It was supposed to be a historical IPO. Valued, revalued, increased: Facebook going public was bound to be a saga. Grateful investors were meant to buy 421 million shares priced at $38 (which would have valued the whole company at a whooping $104 billion) and be immediately rewarded with a first-day “pop”.
Indeed, it all started with a pop: the pop of the Nasdaq computer system, which made it virtually impossible for anyone to know if they were actually buying or selling Facebook shares - a glitch that lasted through the week-end until Monday morning.
But when the clouds of the treacherous machine started to lift, the landscape was that of desolation. On Friday, Facebook struggled to remain around its offering price of $38. On Monday, it fell down 11% to $34. Today, it shed another 9% down to $31. In two days of public existence, Facebook has lost several JPMorgan’s bad trades worth. Ouch.
The issue was obvious almost from the start. A shadow of a doubt remained for a few hours on Friday but very soon people faced the truth: the underwriters were stabilizing the deal using the greenshoe.
Wonder what that exotic beast is? It’s quite simple, really: instead of selling the 421 million shares Facebook had already issued, the underwriters sold 484 million shares or 63 million more. How did they pull the trick of selling something that doesn’t even exist?
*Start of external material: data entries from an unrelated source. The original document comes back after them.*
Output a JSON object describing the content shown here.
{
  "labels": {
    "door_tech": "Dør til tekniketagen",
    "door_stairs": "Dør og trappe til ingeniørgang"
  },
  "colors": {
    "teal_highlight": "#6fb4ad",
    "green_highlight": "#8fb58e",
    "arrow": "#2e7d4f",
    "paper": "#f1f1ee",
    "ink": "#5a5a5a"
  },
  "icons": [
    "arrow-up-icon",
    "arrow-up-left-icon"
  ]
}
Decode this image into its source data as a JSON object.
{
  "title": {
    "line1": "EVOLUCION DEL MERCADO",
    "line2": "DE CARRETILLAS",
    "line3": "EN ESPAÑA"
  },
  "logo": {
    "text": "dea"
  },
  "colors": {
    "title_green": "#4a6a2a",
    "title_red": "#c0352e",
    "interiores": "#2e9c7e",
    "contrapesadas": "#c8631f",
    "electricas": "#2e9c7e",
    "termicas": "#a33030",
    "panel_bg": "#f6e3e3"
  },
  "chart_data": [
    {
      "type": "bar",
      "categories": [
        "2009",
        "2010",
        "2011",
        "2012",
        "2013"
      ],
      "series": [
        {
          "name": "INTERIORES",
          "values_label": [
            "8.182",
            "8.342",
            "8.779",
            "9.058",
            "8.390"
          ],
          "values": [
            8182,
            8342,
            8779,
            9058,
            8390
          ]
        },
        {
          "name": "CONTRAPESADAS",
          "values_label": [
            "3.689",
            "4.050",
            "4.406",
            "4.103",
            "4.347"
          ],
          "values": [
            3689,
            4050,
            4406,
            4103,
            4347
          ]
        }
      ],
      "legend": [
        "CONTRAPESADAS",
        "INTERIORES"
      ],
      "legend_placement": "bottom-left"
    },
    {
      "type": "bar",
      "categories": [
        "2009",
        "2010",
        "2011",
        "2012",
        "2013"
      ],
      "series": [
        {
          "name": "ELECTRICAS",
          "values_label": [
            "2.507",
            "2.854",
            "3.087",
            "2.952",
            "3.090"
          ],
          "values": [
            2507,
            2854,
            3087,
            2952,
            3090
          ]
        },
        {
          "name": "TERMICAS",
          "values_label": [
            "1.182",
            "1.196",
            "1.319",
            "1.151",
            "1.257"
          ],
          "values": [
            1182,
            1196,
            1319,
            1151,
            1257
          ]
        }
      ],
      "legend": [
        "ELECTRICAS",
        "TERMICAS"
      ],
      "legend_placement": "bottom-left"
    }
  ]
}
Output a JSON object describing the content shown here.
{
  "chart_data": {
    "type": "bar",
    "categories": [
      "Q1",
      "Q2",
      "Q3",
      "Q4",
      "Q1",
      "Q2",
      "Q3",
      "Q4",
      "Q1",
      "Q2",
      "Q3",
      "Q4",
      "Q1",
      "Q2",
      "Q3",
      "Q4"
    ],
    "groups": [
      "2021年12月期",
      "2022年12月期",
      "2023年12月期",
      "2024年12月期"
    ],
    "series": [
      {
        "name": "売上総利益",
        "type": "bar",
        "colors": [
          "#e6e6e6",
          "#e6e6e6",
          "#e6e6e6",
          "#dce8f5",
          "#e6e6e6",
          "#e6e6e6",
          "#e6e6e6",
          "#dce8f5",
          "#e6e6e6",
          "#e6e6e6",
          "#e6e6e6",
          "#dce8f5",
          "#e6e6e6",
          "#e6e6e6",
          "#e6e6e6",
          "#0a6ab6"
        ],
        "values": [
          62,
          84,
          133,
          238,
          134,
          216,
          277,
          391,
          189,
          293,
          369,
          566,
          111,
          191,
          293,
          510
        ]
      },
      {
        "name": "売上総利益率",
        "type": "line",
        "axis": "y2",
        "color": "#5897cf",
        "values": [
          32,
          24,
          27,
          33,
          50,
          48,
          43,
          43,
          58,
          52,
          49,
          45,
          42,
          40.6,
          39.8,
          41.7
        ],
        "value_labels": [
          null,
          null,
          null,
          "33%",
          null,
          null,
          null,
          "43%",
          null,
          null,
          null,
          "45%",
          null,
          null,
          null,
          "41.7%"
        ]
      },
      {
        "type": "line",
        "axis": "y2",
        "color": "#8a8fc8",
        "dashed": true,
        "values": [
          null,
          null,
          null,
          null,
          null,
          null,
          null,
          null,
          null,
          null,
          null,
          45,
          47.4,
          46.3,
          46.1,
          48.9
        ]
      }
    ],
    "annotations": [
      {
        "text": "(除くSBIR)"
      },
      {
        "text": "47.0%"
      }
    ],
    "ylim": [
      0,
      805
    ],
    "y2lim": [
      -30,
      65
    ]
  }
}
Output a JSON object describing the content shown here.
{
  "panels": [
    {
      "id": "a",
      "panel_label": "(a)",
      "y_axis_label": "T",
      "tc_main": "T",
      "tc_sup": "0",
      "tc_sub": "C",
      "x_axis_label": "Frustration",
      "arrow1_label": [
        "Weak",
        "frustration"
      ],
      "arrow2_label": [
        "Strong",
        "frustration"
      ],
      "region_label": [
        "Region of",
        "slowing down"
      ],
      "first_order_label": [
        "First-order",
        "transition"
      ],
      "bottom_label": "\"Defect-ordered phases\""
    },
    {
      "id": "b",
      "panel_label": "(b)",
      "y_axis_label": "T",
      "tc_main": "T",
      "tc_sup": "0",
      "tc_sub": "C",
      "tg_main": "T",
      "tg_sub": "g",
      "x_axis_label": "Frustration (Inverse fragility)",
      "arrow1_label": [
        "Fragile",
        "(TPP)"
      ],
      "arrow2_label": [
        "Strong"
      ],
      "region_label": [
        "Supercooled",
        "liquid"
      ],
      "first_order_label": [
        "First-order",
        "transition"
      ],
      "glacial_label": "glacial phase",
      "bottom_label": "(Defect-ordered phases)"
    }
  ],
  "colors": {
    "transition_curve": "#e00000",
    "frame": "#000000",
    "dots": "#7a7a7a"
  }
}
It’s the magic of finance. When a company goes public, the underwriters can short an additional 15% shares to investors. If all goes well and the company soars, it issues the missing shares at the offering price. Demand met, everyone goes home happy. If, on the contrary, the deal goes awry, the underwriters can buy back these 15% at the offering price thus pulling the shares up. Please note that the underwriters don’t lose or gain a cent in the process.
That’s what happened on Friday. And possibly on Monday. And maybe (although probably not) even today. Where Facebook would be without this convenient help, we don’t know and won’t know for another couple of days. But it is now safe to say that Facebook’s historical IPO is a historical fail.
Of course such a big disappointment caused many fingers to be pointed. Bloomberg has quoted one of the initial buyers complaining that he was sold 40% more shares than he intended to. Apparently, the underwriters invoked a “huge demand” so that many buyers bid for much bigger positions than they expected to get. Unfortunately, they got it all and sold the exceeding shares as soon as they could, thus dragging Facebook down.
Then another baffling timing was exposed: Morgan Stanley, the main underwriter for Facebook’s IPO, reduced its forecasts for Facebook’s revenue in the roadshow to the said IPO. A situation unheard of that is said to have freaked potential investors out.
Sure, Scott Devitt, the Morgan Stanley guy who did the deed, is from a different section of the bank: he’s the bank consumer Internet analyst. Therefore he had all the rights to draw his conclusions and he probably knows what he’s doing: Facebook’s revenue may be lower than expected. But he screwed up the moment he gave that information to all the big investors while the small ones remained in the dark (he was forbidden to make a public annoucement before the IPO). And it is also true that this is one of the worst timing fails in History.
Lastly, Morgan Stanley - again - was pointed at as being responsible of Facebook shares value increase from $28-34 to $34-38. Some people (who, as usual, did not want to be named) implied that there had been some severe disagreements between advisors before the value was eventually increased. All the information comes from Bloomberg.
All in all, it looks like the Gods of Finance wanted Facebook to fail.
But invoking the vicissitudes of Fate is missing the point of this huge cacophony. Which is: how could it pass unnoticed that a company with an obscure and capricious management, an unclear revenue and an uncertain business model should be valued at between 45 and 55 times its supposed revenue? The answer is: it could not.
Unlike Google, Facebook is well-known for being sustained by very simple, some would say insufficient technology. Facebook’s web page was bugged for the first 6 years of its existence and as soon as that issue was settled, the bugs were brought to the mobile application.
Speaking of which, it is now clearly proven that Facebook’s business model, which relies entirely on unwanted advertisement, does not work on mobile phones. No alternate model has been designed so far. Oh wait, Facebook bought Instragram - for a crazy price and without even consulting the board. That is NOT reassuring.
Despite all these reasonable doubts, Facebook’s IPO raised $16 billion. Google’s on the other hand raised $1.67 billion (10 times less!) which valued the company at a much more modest (and yet huge) $23 billion. The discrepancy is much bigger than the very controversial pre-IPO increase in Facebook shares value.
See the paradox? I do. And investors do, too. That is why they are going to do what a financial advisor told me yesterday that they would: “We are now going to keep a close eye on the company management, like we do with any other company. And we are going to make decisions based on it.”
But that is going to take long. And in the meantime, Facebook’s original shareholders will be set free to sell however many shares they still detain, which will not help the company remain at a steady value.
The nice thing about historical parties is that when you think they’re over, in truth, they’re only just starting. And all the fun is yet to come.